Nearly one in three people faced food security issues in my district. While this shows the significant hardships many people in eastern North Carolina are facing, the data also indicates that food hardship is a major challenge for people in every corner of the United States. In fact, even in the best state – Minnesota – nearly 14 percent of people suffered food insecurity.

In showing the extent of the problem, this data clearly highlights the importance of federal nutrition programs, many of which are facing drastic cuts. Among the cuts for Fiscal Year 2011 that have been proposed by House Appropriations Committee Chairman Hal Rogers:

- $747 million cut to the Special Supplemental Nutrition Program for Women, Infants, and Children (the WIC program);

- $100 million cut for the FEMA Emergency Food and Shelter Program;

- $20 million cut to the Commodity Supplemental Food Program (CSFP);

- Eliminate the Hunger Free Communities Grants – $5 million cut;

- Eliminate The Emergency Food Assistance Program (TEFAP) Infrastructure Grants – $6 million cut.

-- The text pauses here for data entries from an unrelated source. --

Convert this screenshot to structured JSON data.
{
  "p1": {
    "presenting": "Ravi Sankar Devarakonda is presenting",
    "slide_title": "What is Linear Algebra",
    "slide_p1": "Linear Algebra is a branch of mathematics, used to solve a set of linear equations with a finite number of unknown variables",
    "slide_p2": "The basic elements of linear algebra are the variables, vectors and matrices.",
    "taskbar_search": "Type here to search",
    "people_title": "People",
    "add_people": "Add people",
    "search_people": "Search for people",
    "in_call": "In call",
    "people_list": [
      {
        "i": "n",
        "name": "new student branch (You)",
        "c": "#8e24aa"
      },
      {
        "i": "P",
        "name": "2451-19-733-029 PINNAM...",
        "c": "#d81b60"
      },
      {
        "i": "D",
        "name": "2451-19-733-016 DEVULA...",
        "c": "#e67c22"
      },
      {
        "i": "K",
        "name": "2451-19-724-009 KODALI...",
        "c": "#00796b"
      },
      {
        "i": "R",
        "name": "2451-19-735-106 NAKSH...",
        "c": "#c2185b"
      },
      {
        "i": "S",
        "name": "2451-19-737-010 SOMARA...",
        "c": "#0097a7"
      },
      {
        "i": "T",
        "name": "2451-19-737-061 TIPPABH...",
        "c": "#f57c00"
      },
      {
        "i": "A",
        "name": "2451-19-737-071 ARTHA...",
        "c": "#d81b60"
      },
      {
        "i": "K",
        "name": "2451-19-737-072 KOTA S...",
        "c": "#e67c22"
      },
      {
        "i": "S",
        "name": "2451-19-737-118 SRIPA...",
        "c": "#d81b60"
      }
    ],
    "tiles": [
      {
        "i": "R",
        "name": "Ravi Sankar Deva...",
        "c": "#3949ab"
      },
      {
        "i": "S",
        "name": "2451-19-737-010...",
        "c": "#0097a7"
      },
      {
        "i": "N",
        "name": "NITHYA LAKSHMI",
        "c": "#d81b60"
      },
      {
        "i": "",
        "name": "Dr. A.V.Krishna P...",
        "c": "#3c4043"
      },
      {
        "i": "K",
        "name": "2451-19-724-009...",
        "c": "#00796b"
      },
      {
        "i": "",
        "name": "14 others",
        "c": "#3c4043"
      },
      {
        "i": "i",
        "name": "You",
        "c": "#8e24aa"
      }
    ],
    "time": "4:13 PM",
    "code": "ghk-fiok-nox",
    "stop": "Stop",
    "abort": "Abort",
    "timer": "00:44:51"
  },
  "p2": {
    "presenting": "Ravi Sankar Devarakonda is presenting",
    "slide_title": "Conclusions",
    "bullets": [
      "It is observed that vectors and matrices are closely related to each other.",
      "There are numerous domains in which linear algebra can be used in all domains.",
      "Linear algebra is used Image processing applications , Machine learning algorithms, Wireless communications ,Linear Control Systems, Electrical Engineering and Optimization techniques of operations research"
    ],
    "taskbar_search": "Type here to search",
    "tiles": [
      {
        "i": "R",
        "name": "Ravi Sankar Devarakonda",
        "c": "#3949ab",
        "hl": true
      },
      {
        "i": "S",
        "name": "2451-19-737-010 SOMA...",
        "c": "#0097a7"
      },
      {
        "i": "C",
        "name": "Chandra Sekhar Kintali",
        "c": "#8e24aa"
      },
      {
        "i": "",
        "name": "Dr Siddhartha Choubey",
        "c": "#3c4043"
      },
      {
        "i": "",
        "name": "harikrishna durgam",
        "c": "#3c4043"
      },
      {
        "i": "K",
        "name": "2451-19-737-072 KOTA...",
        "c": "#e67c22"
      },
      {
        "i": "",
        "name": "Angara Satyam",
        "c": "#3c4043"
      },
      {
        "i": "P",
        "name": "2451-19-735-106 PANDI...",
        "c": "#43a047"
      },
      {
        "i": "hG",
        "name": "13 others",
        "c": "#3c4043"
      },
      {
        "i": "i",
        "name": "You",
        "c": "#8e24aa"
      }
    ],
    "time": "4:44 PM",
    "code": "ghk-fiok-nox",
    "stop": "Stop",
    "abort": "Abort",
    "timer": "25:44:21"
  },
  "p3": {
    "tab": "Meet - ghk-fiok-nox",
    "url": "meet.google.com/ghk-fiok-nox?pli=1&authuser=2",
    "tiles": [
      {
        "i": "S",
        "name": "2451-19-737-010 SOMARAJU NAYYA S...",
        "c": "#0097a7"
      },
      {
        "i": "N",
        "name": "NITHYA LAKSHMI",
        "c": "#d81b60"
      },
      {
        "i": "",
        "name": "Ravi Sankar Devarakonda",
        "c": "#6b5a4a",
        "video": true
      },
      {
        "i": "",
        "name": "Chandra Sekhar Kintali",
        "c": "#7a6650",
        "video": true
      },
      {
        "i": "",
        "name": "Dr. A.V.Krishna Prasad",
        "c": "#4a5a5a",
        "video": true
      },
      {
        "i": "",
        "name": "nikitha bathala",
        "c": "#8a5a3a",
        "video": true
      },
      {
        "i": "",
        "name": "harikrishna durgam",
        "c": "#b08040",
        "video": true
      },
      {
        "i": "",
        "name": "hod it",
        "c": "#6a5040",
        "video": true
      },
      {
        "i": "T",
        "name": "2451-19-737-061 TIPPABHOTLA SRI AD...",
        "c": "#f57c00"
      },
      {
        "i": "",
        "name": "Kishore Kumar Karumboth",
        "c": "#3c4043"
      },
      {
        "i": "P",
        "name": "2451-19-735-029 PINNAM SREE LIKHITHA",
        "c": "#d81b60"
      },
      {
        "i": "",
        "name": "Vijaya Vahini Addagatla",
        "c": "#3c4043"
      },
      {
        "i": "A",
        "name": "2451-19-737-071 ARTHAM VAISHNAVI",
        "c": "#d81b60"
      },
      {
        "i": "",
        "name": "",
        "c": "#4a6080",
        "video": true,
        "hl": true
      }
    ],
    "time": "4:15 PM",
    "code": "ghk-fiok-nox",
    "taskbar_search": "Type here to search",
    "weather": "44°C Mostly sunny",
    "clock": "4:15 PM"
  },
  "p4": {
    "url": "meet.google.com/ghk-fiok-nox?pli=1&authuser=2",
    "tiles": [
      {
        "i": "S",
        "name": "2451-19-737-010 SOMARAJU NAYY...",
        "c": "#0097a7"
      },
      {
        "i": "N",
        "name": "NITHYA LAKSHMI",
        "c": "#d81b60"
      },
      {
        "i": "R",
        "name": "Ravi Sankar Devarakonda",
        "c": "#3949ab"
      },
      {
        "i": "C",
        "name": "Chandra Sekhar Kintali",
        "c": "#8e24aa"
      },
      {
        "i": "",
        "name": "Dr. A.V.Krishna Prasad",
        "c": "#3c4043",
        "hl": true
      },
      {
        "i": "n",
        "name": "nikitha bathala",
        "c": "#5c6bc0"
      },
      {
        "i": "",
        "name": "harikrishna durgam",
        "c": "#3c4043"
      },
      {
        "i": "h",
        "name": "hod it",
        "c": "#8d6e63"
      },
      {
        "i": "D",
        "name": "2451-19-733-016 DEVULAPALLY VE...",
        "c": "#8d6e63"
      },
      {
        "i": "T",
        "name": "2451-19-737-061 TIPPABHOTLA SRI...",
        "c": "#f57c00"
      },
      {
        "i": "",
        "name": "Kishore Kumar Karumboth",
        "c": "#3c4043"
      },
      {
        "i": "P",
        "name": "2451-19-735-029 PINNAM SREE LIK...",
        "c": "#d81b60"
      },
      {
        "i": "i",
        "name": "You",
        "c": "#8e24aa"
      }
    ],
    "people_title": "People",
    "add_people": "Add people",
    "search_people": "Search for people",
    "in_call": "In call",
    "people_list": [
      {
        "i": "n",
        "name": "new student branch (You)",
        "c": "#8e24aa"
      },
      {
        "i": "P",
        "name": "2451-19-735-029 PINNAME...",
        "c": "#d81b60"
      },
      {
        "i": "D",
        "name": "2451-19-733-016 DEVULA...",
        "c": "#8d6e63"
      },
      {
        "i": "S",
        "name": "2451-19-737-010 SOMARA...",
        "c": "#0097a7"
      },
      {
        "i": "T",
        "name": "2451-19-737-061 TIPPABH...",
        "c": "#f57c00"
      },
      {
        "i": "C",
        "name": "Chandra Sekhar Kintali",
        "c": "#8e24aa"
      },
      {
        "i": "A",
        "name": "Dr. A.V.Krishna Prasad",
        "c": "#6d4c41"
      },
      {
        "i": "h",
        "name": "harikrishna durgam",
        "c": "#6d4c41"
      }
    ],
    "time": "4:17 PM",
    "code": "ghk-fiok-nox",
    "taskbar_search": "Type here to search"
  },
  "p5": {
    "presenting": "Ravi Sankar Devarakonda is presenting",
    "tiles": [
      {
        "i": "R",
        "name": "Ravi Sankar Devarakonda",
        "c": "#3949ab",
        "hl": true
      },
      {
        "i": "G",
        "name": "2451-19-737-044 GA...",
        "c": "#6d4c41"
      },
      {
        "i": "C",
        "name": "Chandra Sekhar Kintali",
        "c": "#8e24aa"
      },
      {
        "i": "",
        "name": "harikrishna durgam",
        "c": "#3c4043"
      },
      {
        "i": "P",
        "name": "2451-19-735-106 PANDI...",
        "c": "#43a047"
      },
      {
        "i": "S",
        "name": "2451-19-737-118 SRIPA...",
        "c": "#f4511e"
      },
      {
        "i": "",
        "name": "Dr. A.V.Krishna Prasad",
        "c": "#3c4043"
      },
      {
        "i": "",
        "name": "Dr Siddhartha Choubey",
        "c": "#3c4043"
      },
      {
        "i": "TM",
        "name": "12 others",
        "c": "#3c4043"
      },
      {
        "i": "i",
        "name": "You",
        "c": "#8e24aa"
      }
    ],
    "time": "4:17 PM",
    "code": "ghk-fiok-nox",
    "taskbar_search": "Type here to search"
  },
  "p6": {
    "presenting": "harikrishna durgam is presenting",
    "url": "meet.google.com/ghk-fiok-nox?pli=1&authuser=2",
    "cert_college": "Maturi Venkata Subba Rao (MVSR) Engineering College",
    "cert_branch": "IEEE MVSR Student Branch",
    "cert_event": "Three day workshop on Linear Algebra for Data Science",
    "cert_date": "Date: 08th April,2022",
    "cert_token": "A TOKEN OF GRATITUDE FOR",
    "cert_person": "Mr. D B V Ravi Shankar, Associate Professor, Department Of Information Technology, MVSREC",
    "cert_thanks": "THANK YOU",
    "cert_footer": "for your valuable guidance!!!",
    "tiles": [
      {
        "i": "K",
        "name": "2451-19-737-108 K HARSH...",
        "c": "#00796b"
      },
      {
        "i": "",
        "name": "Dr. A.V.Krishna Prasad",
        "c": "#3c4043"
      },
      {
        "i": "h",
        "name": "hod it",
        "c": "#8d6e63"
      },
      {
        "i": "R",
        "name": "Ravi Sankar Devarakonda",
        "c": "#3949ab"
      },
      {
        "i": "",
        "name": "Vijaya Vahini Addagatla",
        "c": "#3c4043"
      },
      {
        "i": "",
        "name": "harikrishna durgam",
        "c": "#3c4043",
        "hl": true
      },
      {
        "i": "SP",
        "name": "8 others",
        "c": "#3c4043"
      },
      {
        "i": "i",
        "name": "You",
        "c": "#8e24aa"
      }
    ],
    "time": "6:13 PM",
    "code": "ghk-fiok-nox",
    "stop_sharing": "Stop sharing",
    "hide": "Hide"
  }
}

Additionally, Republicans have also proposed a number of additional cuts that would deeply impact many of the families struggling to put food on the table, including proposals to cut $1 billion – 15 percent – from Head Start and cut $390 million from the Low Income Home Energy Assistance Program (LIHEAP). Republicans have also proposed substantial cuts to job training programs, family planning and community health centers.

Without question, the federal government needs to cut costs and reduce spending, but the burden and pain should not fall heaviest on the people already suffering the most, especially when it comes to hunger.

As we look ahead to Fiscal Year 2012, President Barack Obama has proposed a budget that provides strong and needed support for the federal nutrition programs. President Obama’s proposed budget rightly assumes an increase in need for food stamps and child nutrition programs. As we move ahead, I hope that Congress will support a strong nutrition safety net for the millions of families still struggling to recover.

The real shame of hunger is that we already posses the resources and understanding needed to end the problem. It is a problem that can and must be eliminated. And, because hunger affects every single congressional district in American, there can be no excuse for failing to come together with a plan to eliminate hunger.